La comparaison entre le Canada et les États-Unis vient renforcer ce constat. Au Canada, la croissance de la demande intérieure a régulièrement dépassé celle de la productivité au cours des cinq derniers trimestres, alors que c’est l’inverse qui s’est produit aux États-Unis. Historiquement, ce type d’écart s’est déjà produit au Canada lorsque les cours du pétrole ont grimpé en flèche, provoquant un choc positif sur les termes de l'échange. Depuis la fin de la pandémie de COVID-19, la situation est différente : cet écart s’explique principalement par une faible croissance de la productivité. Cela indique que l’économie canadienne ne se trouve pas en situation d’offre excédentaire, ce qui signifie que le facteur cyclique ne peut pas contrebalancer les autres forces inflationnistes à l’œuvre.

La BdC s’est également appuyée sur l’IPC sous-jacent en glissement annuel, qui présente un tableau plus favorable en raison de son écart important avec l’IPC global. L’inflation sous-jacente actuelle en glissement annuel ne donne que peu d’indications sur l’évolution de l’IPC sous-jacent.

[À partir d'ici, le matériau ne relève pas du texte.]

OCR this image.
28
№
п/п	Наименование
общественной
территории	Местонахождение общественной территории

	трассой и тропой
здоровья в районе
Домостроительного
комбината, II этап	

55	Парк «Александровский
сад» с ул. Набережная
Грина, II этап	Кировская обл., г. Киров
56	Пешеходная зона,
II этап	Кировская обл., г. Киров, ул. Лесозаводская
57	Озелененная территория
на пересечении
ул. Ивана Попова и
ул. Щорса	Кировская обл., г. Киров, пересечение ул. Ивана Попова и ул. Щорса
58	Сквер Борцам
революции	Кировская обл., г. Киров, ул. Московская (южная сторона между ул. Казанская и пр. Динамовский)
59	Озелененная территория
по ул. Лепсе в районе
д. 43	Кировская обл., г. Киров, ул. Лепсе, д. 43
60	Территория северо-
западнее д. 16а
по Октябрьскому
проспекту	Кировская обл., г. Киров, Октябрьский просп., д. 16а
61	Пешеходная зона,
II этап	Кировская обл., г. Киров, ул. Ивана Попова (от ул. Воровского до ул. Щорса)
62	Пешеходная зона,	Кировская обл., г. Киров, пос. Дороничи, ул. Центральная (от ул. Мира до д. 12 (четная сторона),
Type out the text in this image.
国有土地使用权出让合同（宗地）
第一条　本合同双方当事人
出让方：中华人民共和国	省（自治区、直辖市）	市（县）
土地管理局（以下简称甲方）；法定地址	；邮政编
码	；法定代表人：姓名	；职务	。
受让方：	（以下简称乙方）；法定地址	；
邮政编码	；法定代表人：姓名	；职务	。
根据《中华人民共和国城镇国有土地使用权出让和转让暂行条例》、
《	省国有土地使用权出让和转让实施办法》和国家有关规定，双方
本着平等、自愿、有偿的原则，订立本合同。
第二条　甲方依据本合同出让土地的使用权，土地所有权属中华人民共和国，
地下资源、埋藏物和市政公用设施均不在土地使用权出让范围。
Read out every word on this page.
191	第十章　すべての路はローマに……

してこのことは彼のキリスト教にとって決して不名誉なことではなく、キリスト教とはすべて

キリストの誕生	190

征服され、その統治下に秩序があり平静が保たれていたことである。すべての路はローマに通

Le taux annualisé sur trois mois s’élève déjà à 3,3 %, et la Banque du Canada n’en a pas fait mention, alors même qu’elle avait utilisé ce même indicateur lorsque l’inflation était en baisse. L'inflation dans les services, hors logement, confirme cette tendance. La BdC l’a souligné dans son Rapport sur la politique monétaire (RPM) de juillet, alors que la situation semblait calme, mais cela s’expliquait principalement par des effets de base temporaires. Depuis lors, trois chiffres mensuels très élevés ont fait grimper le taux en glissement annuel à près de 4,0 %.

Il ne fait aucun doute que le marché du travail canadien demeure inflationniste. Depuis la pandémie de COVID-19, les composantes de l’inflation liées aux coûts salariaux sont restées bien au-dessus de 2,0 %, et le taux actuel dépasse 4,0 %. Dans ce contexte, les faibles valeurs de la médiane et de la moyenne tronquée de la BdC peuvent être trompeuses, car elles ne tiennent pas compte des véritables pressions inflationnistes liées aux coûts de main-d’œuvre. C’est tout le contraire de ce qui se passe aux États-Unis, où les mesures basées sur la moyenne tronquée sont plus pertinentes, car la composante liée à la pression sur les coûts salariaux y est inexistante.

Si l’on se base sur l’équivalent canadien de l’indice PCE américain dans les comptes nationaux, l’inflation reste trop élevée. L’inflation dans le secteur des services se maintient autour de 40 milliards de dollars, soit environ quatre fois le niveau d’avant la pandémie, tandis que l’inflation des biens non durables augmente en raison du prix du pétrole. La BdC peut certes invoquer les risques d’inflation liés au pétrole, mais ignorer la persistance de l’inflation dans le secteur des services revient à passer à côté de l’essentiel : l’inflation des services est une inflation fondamentale qui perdure depuis 2022.

Enfin, notre simulation laisse entrevoir une forte reprise de l’inflation sous-jacente au Canada dans un avenir proche, l’inflation sous-jacente et l’inflation globale devant converger d’ici la fin du premier trimestre 2027. La Banque du Canada a clairement préparé le terrain pour des hausses de taux ce matin. Ses références à la résilience mondiale, à une activité réelle généralisée, à une hausse solide de la consommation et à une augmentation des risques haussiers pesant sur l’inflation constituaient des signaux de resserrement monétaire. Le marché obligataire l’a remarqué, la courbe canadienne s’étant aplatie pendant l’intervention du gouverneur Macklem.